Leaders have relied on data-driven weather forecasts to understand when to deploy resources in response to natural disasters and advise the general public on the level of risk so they understand whether to shelter at home, evacuate, or simply bring an umbrella when leaving the house.
The CDC’s new Center for Forecasting and Outbreak Analytics (CFA), aims to act in a similar way to guide decisions about broad public health needs like deploying antivirals or additional testing capacity and advising the general public on the level of risk for different behaviors like wearing a mask or attending large events.
This is a long-overdue element of infectious disease control that replaces a patchwork of mostly volunteer academic experts and institutions. Designing and implementing infectious disease policies and guidelines without a centralized reliable source for forecasting is challenging. The CFA could have a profound impact on how we approach and control this pandemic and inevitable future infectious outbreaks.

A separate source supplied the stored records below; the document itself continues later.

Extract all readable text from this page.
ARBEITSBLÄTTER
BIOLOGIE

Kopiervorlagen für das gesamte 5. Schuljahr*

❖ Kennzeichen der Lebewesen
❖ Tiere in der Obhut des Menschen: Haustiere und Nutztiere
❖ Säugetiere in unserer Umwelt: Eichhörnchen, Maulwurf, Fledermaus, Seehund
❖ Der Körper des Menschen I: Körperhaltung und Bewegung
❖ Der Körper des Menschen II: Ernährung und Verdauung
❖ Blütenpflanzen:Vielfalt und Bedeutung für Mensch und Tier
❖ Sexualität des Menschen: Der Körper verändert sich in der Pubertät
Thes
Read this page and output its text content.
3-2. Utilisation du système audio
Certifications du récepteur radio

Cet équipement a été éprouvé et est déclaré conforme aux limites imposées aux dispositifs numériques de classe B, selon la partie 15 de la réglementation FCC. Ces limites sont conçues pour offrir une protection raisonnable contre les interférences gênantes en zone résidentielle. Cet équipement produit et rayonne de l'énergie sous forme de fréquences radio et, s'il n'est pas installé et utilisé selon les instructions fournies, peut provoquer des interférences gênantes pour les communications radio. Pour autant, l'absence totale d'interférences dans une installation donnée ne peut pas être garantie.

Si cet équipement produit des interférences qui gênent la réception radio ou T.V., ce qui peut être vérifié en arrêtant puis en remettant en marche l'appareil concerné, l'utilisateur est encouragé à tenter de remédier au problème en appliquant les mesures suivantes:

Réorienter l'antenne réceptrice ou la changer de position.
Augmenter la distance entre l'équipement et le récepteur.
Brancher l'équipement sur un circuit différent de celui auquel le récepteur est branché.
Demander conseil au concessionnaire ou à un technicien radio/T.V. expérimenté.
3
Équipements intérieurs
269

The CFA is intended to support federal, state, and local decision-makers with analyses at every stage of a health threat. The work will be focused on three main areas; predicting and modeling, informing, educating and communicating and innovation. This will allow the center to determine the outbreak risk and its potential to reach epidemic status, early on. There will be a strong focus on effective communication and how to translate the data into clear decisions, interventions, and resource allocation.
However, the system will only be as effective as the data it receives. There needs to be a clear, real-time, pipeline of anonymized infectious disease data identified via zipcodes from hospitals and primary care clinics to the CFA. We can not also ignore the use of open-source intelligence. Analyzing the data is just the first step.
A lack of general testing capacity or general ambivalence about testing amongst the public as Covid fatigue sets in could threaten the accuracy of the data. Recent cuts to federally subsidized testing programs will undercut the expansive data needed for this program to be successful. Antiviral drugs like Paxlovoid need to be stockpiled so they can be swiftly distributed free of cost to communities through programs like test and treat.
Egypt’s 100 Million Healthy Lives initiative provides a recent example of how universal disease surveillance, treatment, and eradication is possible. Egypt previously had the highest rate of Hepatitis C in the world. In 2018, Egypt launched the 100 Million Healthy Lives program. The goal was to screen all Egyptians over the age of 12 for active hepatitis C virus replication along with other chronic conditions such as hypertension, diabetes, and obesity. Treatment was offered for free in government clinics for those who tested positive for hepatitis C, hypertension, and diabetes; free counseling was available for those considered obese.
Approximately 4 million people with active hepatitis C were identified and treated with the antiviral medication Sovaldi (sofosbuvir), a nucleotide analog that inhibits the polymerase enzyme of hepatitis C and blocks its replication, effectively eliminating hepatitis C from Egypt. Once initiated, the program was completed in 18 months. Implementing this kind of program will not only improve our disease surveillance but allow us to work towards universal healthcare goals and emerge as a healthier society.
The CFA will hopefully begin to rebuild trust in the general public which has been eroded by conflicting and confusing guidelines that have been issued by various federal agencies. A centralized, data-driven source of guidelines will relieve the burden of risk assessment that has fallen heavily on the shoulders of the public and business owners for years.
The launch of the CFA puts us in a better position to assess the early risk of emerging Omicron subvariants and any new variants that are likely to occur as the virus evolves and responds more swiftly than we did with past devastating variants. But the center’s work needs to be funded sustainably for the long term and state and public health departments need a skilled workforce that understands methods for modeling diseases.
Funding for public health programs has always been fraught with difficulties. But we should look to the substantial investments made in HIV/AIDS as an example to follow. Within the US, we now have the tools to treat and significantly improve the quality and longevity of those living with HIV. It is no longer viewed as a death sentence and should be the standard we aspire to for treating all diseases.